Unnamed: 0,Label,SMS,0,00,000,000pes,008704050406,0089,01223585334,02,...,zindgi,zoe,zogtorius,zouk,zyada,é,ú1,ü,〨ud,鈥
0,ham,"[yep, by, the, pretty, sculpture]",0,0,0,0,0,0,0,0,...,0,0,0,0,0,0,0,0,0,0
1,ham,"[yes, princess, are, you, going, to, make, me,...",0,0,0,0,0,0,0,0,...,0,0,0,0,0,0,0,0,0,0
2,ham,"[welp, apparently, he, retired]",0,0,0,0,0,0,0,0,...,0,0,0,0,0,0,0,0,0,0


In [22]:
p_spam, p_ham = training_sms["Label"].value_counts(normalize=True)

n_spam = training_sms[training_sms["Label"] == "spam"]["SMS"].str.len().sum()

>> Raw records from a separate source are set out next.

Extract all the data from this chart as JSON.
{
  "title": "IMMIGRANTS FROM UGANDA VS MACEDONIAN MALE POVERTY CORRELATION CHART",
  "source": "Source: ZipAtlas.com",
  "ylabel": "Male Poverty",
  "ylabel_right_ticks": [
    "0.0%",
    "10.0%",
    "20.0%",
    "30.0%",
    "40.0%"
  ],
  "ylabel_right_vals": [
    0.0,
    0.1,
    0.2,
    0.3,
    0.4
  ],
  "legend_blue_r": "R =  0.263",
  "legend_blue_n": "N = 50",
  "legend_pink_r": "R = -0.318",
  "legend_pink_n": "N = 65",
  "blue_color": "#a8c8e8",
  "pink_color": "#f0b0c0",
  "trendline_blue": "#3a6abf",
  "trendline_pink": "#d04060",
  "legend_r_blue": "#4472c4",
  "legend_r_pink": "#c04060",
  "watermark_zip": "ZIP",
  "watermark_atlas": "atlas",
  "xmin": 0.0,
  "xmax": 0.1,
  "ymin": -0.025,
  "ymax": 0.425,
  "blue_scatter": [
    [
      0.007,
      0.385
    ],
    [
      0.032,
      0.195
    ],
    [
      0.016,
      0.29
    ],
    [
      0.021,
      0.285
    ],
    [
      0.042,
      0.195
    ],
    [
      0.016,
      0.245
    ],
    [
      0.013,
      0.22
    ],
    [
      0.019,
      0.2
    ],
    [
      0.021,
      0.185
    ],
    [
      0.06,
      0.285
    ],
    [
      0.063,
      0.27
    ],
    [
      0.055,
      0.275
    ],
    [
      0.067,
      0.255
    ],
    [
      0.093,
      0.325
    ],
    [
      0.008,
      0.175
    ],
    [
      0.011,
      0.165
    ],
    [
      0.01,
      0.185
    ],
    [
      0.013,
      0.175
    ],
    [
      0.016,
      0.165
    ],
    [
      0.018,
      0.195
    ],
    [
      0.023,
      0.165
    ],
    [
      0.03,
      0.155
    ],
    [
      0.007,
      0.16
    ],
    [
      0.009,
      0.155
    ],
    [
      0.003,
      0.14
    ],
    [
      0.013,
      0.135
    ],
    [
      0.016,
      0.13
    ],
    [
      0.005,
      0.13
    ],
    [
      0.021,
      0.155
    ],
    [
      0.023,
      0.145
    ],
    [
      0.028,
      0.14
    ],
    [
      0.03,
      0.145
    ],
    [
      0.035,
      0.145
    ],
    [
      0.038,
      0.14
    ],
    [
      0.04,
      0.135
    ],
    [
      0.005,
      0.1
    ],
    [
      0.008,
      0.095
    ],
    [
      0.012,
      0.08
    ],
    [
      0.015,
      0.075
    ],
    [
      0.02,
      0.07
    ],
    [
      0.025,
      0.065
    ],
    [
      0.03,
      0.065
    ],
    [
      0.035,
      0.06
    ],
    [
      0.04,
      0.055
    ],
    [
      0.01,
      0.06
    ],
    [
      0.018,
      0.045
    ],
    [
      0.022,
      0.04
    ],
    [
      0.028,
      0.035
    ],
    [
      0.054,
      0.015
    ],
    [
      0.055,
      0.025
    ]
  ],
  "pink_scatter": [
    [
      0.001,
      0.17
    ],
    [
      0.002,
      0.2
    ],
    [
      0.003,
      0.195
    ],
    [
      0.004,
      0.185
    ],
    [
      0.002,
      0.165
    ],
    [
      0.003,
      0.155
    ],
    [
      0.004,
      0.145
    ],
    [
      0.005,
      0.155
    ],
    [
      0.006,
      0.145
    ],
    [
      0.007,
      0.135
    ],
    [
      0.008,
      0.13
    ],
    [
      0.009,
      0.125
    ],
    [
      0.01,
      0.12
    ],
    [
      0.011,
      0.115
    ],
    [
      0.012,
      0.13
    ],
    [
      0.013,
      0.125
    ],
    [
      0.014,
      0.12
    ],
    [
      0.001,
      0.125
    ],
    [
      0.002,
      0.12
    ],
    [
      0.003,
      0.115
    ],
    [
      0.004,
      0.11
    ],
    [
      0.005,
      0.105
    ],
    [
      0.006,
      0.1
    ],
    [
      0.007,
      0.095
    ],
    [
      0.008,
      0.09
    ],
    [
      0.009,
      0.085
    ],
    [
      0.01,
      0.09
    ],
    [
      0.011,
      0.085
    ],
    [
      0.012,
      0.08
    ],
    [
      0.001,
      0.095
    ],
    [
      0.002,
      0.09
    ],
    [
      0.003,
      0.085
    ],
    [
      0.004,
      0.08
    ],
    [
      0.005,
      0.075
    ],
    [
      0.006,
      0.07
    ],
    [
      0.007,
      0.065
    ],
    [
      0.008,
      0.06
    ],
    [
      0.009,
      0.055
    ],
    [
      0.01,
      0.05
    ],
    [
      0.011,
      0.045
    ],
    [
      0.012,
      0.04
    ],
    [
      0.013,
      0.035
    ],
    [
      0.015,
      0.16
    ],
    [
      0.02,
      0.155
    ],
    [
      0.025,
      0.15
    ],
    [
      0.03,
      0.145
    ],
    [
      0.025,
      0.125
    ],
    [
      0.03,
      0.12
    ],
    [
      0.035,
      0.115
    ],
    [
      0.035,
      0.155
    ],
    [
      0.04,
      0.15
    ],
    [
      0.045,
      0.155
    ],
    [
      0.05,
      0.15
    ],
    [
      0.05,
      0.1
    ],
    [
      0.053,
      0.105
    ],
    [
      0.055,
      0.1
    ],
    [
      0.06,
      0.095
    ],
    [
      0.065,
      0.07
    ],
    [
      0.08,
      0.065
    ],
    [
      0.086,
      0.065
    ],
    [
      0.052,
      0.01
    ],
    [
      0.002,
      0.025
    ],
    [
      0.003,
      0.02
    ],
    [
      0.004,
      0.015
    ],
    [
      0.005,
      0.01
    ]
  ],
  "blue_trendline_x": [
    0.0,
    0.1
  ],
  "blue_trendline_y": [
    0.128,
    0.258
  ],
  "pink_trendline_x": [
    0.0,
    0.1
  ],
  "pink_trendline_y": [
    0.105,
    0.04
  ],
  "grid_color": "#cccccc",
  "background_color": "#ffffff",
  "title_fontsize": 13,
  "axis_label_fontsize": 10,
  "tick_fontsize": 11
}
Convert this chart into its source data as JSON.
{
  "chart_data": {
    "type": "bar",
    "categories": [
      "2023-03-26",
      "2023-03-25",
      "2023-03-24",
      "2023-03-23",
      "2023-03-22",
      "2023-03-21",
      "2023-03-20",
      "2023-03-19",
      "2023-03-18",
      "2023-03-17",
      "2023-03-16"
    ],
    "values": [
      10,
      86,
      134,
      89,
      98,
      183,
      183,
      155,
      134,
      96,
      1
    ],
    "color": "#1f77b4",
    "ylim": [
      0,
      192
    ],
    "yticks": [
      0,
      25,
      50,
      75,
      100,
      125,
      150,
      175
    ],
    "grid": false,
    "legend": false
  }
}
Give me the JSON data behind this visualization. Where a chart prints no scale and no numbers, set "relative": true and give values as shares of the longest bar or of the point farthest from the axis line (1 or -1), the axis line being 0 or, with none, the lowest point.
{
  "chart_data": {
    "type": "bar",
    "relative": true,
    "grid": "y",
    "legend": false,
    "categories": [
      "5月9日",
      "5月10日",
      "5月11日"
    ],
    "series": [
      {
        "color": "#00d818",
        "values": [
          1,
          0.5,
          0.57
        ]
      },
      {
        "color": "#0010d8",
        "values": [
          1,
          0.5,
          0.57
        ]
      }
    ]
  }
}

n_ham = training_sms[training_sms["Label"] == "ham"]["SMS"].str.len().sum()

n_vocabulary = len(vocabulary)

alpha = 1

In [23]:
p_w_spam = {unique_word : 0 for unique_word in vocabulary}
p_w_ham = {unique_word : 0 for unique_word in vocabulary}

In [24]:
spam_sms = training_sms[training_sms["Label"] == "spam"]
ham_sms = training_sms[training_sms["Label"] == "ham"]

In [25]:
for word in vocabulary:
    n_word_spam = spam_sms[word].sum()
    numerator = n_word_spam + alpha
    denominator = n_spam + (alpha*n_vocabulary)
    p_word_spam = numerator / denominator
    p_w_spam[word] = p_word_spam

In [26]:
for word in vocabulary:
    n_word_ham = ham_sms[word].sum()
    numerator = n_word_ham + alpha
    denominator = n_ham + (alpha*n_vocabulary)
    p_word_ham = numerator / denominator
    p_w_ham[word] = p_word_ham

In [40]:
import re

def classify(message):
    message = re.sub("\W", " ", message)
    message = message.lower()
    message = message.split()
    
    p_spam_given_message = p_spam
    p_ham_given_message = p_ham
    
    for word in message:
        if word in p_w_spam:
            p_spam_given_message *= p_w_spam[word]
        if word in p_w_ham:
            p_ham_given_message *= p_w_ham[word]
    
    if p_spam_given_message > p_ham_given_message:
        return "spam"
    elif p_ham_given_message > p_spam_given_message:
        return "ham"
    else:
        return "Needs human classification"

In [41]:
classify('WINNER!! This is the secret code to unlock the money: C3421.')

'spam'

In [42]:
classify("Sounds good, Tom, then see u there")

'ham'

In [45]:
test_sms["predicted"] = test_sms["SMS"].apply(classify)
test_sms.head()

A value is trying to be set on a copy of a slice from a DataFrame.
Try using .loc[row_indexer,col_indexer] = value instead

See the caveats in the documentation: http://pandas.pydata.org/pandas-docs/stable/indexing.html#indexing-view-versus-copy
  if __name__ == '__main__':


Unnamed: 0,Label,SMS,predicted
0,ham,Later i guess. I needa do mcat study too.,ham
1,ham,But i haf enuff space got like 4 mb...,ham
2,spam,Had your mobile 10 mths? Update to latest Oran...,spam
3,ham,All sounds good. Fingers . Makes it difficult ...,ham
4,ham,"All done, all handed in. Don't know if mega sh...",ham


In [53]:
correct = (test_sms["Label"] == test_sms["predicted"]).sum()
total = len(test_sms)

In [67]:
accuracy = correct/total
print('Correct:', correct)
print('Incorrect:', total-correct)
print('Accuracy:', accuracy*100)

Correct: 1061
Incorrect: 53
Accuracy: 95.2423698384201


# Conclusions

In this project, we managed to build a spam filter for SMS messages using the multinomial Naive Bayes algorithm. The filter had an accuracy of **95.24%** on the test set, which is an excellent result. We initially aimed for an accuracy of over 80%, but we managed to do way better than that.